Coal India Ltd, the largest coal producer in the country, has reported a fall of 7% in coal volumes dispatched to power sector during the first 6 months of FY20.
Data provided by Coal ministry indicate that CIL’s coal dispatch to power sector was marked 218.4 MnT in Apr-Sep’19, down 7% Y-o-Y from 235 MnT noted in Apr-Sep’18 period.
Apparently, coal supplies of 28.3 MnT noted in the month of Sep’19 had witness a y-o-y fall for the fifth consecutive month, also attaining its lowest total since Aug’16.
A subdued coal production has unvaryingly affected CIL’s coal supplies in the FY20.
Since the beginning of the fiscal, CIL’s largest coal producing unit SECL had been facing delay in contracts related to overburden removal. Besides, agitation related to villagers protest and land slide accident in MCL had further hampered production from the coal major.
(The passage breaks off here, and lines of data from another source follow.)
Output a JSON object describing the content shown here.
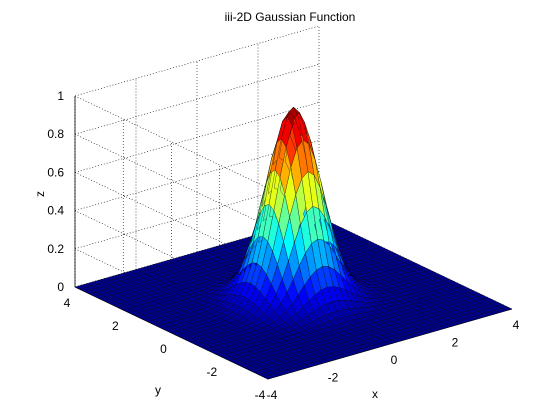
{
  "chart_data": {
    "type": "surface",
    "title": "iii-2D Gaussian Function",
    "xlabel": "x",
    "ylabel": "y",
    "zlabel": "z",
    "xlim": [
      -4,
      4
    ],
    "ylim": [
      -4,
      4
    ],
    "zlim": [
      0,
      1
    ],
    "x_ticks": [
      "-4",
      "-2",
      "0",
      "2",
      "4"
    ],
    "y_ticks": [
      "-4",
      "-2",
      "0",
      "2",
      "4"
    ],
    "z_ticks": [
      "0",
      "0.2",
      "0.4",
      "0.6",
      "0.8",
      "1"
    ],
    "function": "z = exp(-(x^2 + y^2))",
    "grid_points": 41,
    "peak": {
      "x": 0,
      "y": 0,
      "z": 1
    },
    "grid": "on",
    "colormap": "jet",
    "colormap_colors": [
      "#00008f",
      "#0000ff",
      "#00ffff",
      "#ffff00",
      "#ff0000",
      "#800000"
    ]
  }
}
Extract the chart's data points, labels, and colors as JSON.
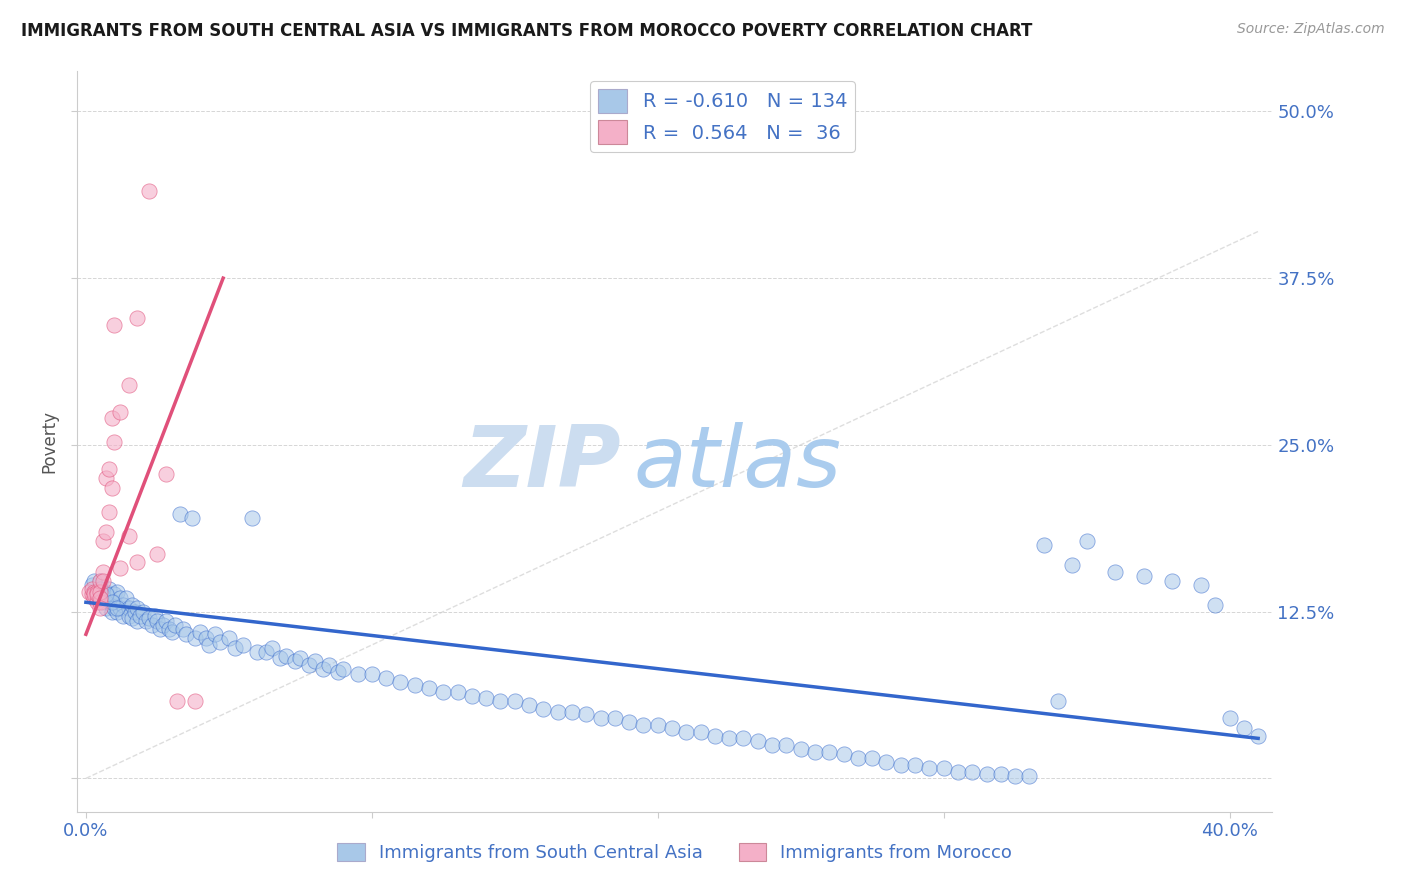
{
  "title": "IMMIGRANTS FROM SOUTH CENTRAL ASIA VS IMMIGRANTS FROM MOROCCO POVERTY CORRELATION CHART",
  "source": "Source: ZipAtlas.com",
  "ylabel": "Poverty",
  "y_ticks": [
    0.0,
    0.125,
    0.25,
    0.375,
    0.5
  ],
  "y_tick_labels": [
    "",
    "12.5%",
    "25.0%",
    "37.5%",
    "50.0%"
  ],
  "xlim": [
    -0.003,
    0.415
  ],
  "ylim": [
    -0.025,
    0.53
  ],
  "legend_R1": "-0.610",
  "legend_N1": "134",
  "legend_R2": "0.564",
  "legend_N2": "36",
  "series1_color": "#a8c8e8",
  "series2_color": "#f4b0c8",
  "line1_color": "#3366cc",
  "line2_color": "#e0507a",
  "watermark_zip": "ZIP",
  "watermark_atlas": "atlas",
  "watermark_color_zip": "#ccddf0",
  "watermark_color_atlas": "#aaccee",
  "title_color": "#1a1a1a",
  "label_color": "#4472c4",
  "legend_label1": "Immigrants from South Central Asia",
  "legend_label2": "Immigrants from Morocco",
  "blue_line_x": [
    0.0,
    0.41
  ],
  "blue_line_y": [
    0.132,
    0.03
  ],
  "pink_line_x": [
    0.0,
    0.048
  ],
  "pink_line_y": [
    0.108,
    0.375
  ],
  "diag_line_x": [
    0.0,
    0.41
  ],
  "diag_line_y": [
    0.0,
    0.41
  ],
  "blue_x": [
    0.002,
    0.003,
    0.004,
    0.005,
    0.005,
    0.006,
    0.007,
    0.007,
    0.008,
    0.008,
    0.009,
    0.009,
    0.01,
    0.01,
    0.01,
    0.011,
    0.011,
    0.012,
    0.012,
    0.013,
    0.013,
    0.014,
    0.015,
    0.015,
    0.016,
    0.016,
    0.017,
    0.018,
    0.018,
    0.019,
    0.02,
    0.021,
    0.022,
    0.023,
    0.024,
    0.025,
    0.026,
    0.027,
    0.028,
    0.029,
    0.03,
    0.031,
    0.033,
    0.034,
    0.035,
    0.037,
    0.038,
    0.04,
    0.042,
    0.043,
    0.045,
    0.047,
    0.05,
    0.052,
    0.055,
    0.058,
    0.06,
    0.063,
    0.065,
    0.068,
    0.07,
    0.073,
    0.075,
    0.078,
    0.08,
    0.083,
    0.085,
    0.088,
    0.09,
    0.095,
    0.1,
    0.105,
    0.11,
    0.115,
    0.12,
    0.125,
    0.13,
    0.135,
    0.14,
    0.145,
    0.15,
    0.155,
    0.16,
    0.165,
    0.17,
    0.175,
    0.18,
    0.185,
    0.19,
    0.195,
    0.2,
    0.205,
    0.21,
    0.215,
    0.22,
    0.225,
    0.23,
    0.235,
    0.24,
    0.245,
    0.25,
    0.255,
    0.26,
    0.265,
    0.27,
    0.275,
    0.28,
    0.285,
    0.29,
    0.295,
    0.3,
    0.305,
    0.31,
    0.315,
    0.32,
    0.325,
    0.33,
    0.335,
    0.34,
    0.345,
    0.35,
    0.36,
    0.37,
    0.38,
    0.39,
    0.395,
    0.4,
    0.405,
    0.41,
    0.003,
    0.005,
    0.007,
    0.009,
    0.011
  ],
  "blue_y": [
    0.145,
    0.14,
    0.138,
    0.135,
    0.148,
    0.132,
    0.14,
    0.128,
    0.135,
    0.142,
    0.13,
    0.125,
    0.138,
    0.132,
    0.128,
    0.14,
    0.125,
    0.135,
    0.128,
    0.13,
    0.122,
    0.135,
    0.128,
    0.122,
    0.13,
    0.12,
    0.125,
    0.128,
    0.118,
    0.122,
    0.125,
    0.118,
    0.12,
    0.115,
    0.122,
    0.118,
    0.112,
    0.115,
    0.118,
    0.112,
    0.11,
    0.115,
    0.198,
    0.112,
    0.108,
    0.195,
    0.105,
    0.11,
    0.105,
    0.1,
    0.108,
    0.102,
    0.105,
    0.098,
    0.1,
    0.195,
    0.095,
    0.095,
    0.098,
    0.09,
    0.092,
    0.088,
    0.09,
    0.085,
    0.088,
    0.082,
    0.085,
    0.08,
    0.082,
    0.078,
    0.078,
    0.075,
    0.072,
    0.07,
    0.068,
    0.065,
    0.065,
    0.062,
    0.06,
    0.058,
    0.058,
    0.055,
    0.052,
    0.05,
    0.05,
    0.048,
    0.045,
    0.045,
    0.042,
    0.04,
    0.04,
    0.038,
    0.035,
    0.035,
    0.032,
    0.03,
    0.03,
    0.028,
    0.025,
    0.025,
    0.022,
    0.02,
    0.02,
    0.018,
    0.015,
    0.015,
    0.012,
    0.01,
    0.01,
    0.008,
    0.008,
    0.005,
    0.005,
    0.003,
    0.003,
    0.002,
    0.002,
    0.175,
    0.058,
    0.16,
    0.178,
    0.155,
    0.152,
    0.148,
    0.145,
    0.13,
    0.045,
    0.038,
    0.032,
    0.148,
    0.142,
    0.138,
    0.132,
    0.128
  ],
  "pink_x": [
    0.001,
    0.002,
    0.002,
    0.003,
    0.003,
    0.003,
    0.004,
    0.004,
    0.004,
    0.005,
    0.005,
    0.005,
    0.005,
    0.005,
    0.006,
    0.006,
    0.006,
    0.007,
    0.007,
    0.008,
    0.008,
    0.009,
    0.009,
    0.01,
    0.01,
    0.012,
    0.012,
    0.015,
    0.015,
    0.018,
    0.018,
    0.022,
    0.025,
    0.028,
    0.032,
    0.038
  ],
  "pink_y": [
    0.14,
    0.138,
    0.142,
    0.135,
    0.14,
    0.138,
    0.132,
    0.14,
    0.138,
    0.132,
    0.148,
    0.14,
    0.135,
    0.128,
    0.155,
    0.148,
    0.178,
    0.185,
    0.225,
    0.2,
    0.232,
    0.27,
    0.218,
    0.252,
    0.34,
    0.275,
    0.158,
    0.295,
    0.182,
    0.345,
    0.162,
    0.44,
    0.168,
    0.228,
    0.058,
    0.058
  ]
}
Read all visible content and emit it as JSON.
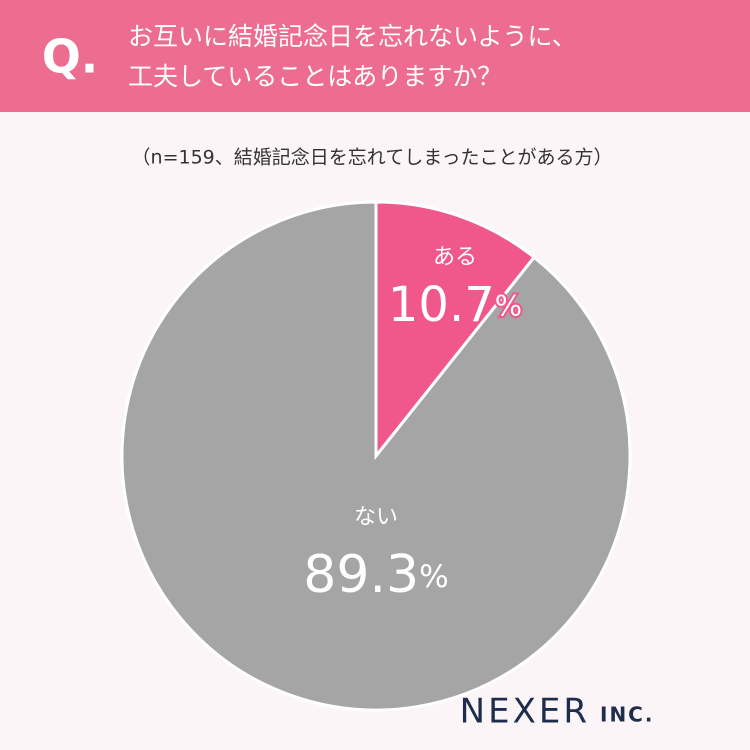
{
  "header": {
    "badge": "Q.",
    "question_lines": [
      "お互いに結婚記念日を忘れないように、",
      "工夫していることはありますか？"
    ]
  },
  "chart_data": {
    "type": "pie",
    "subtitle": "（n=159、結婚記念日を忘れてしまったことがある方）",
    "categories": [
      "ある",
      "ない"
    ],
    "values": [
      10.7,
      89.3
    ],
    "value_labels": [
      "10.7%",
      "89.3%"
    ],
    "colors": [
      "#f0578a",
      "#a5a5a5"
    ]
  },
  "logo": {
    "name": "NEXER",
    "suffix": "INC."
  }
}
Most recently, protracted rains have further aggravated the production schedule at CIL, where total output has fallen 6% on the year in the first half of FY20.
Fuel Supply remains a concern amid robust capacity addition:
The shrinking dispatches have been reducing coal inventories at thermal power plants, which have nearly fallen 45% since the beginning of FY20.
Data provided by CEA shows that coal stocks were accessed at 17.078 MnT as on 13 Oct’19, sufficient for 10 days of power generation.
Although, the situation is not yet alarming, as the current stock level are comparatively better than the equivalent volume of 9 MnT seen in Oct’18. However, the robust capacity of thermal plant units added in the 6-month period would mean more mouths to feed at a time when CIL’s supply has been lagging.
It is pertaining to note that coal fired units of 3,345 MW have been installed in H1 FY20, with 1,320 MW coming online in the month of Sep’19. Apparently, no new capacity were added in the year -ago period during FY19.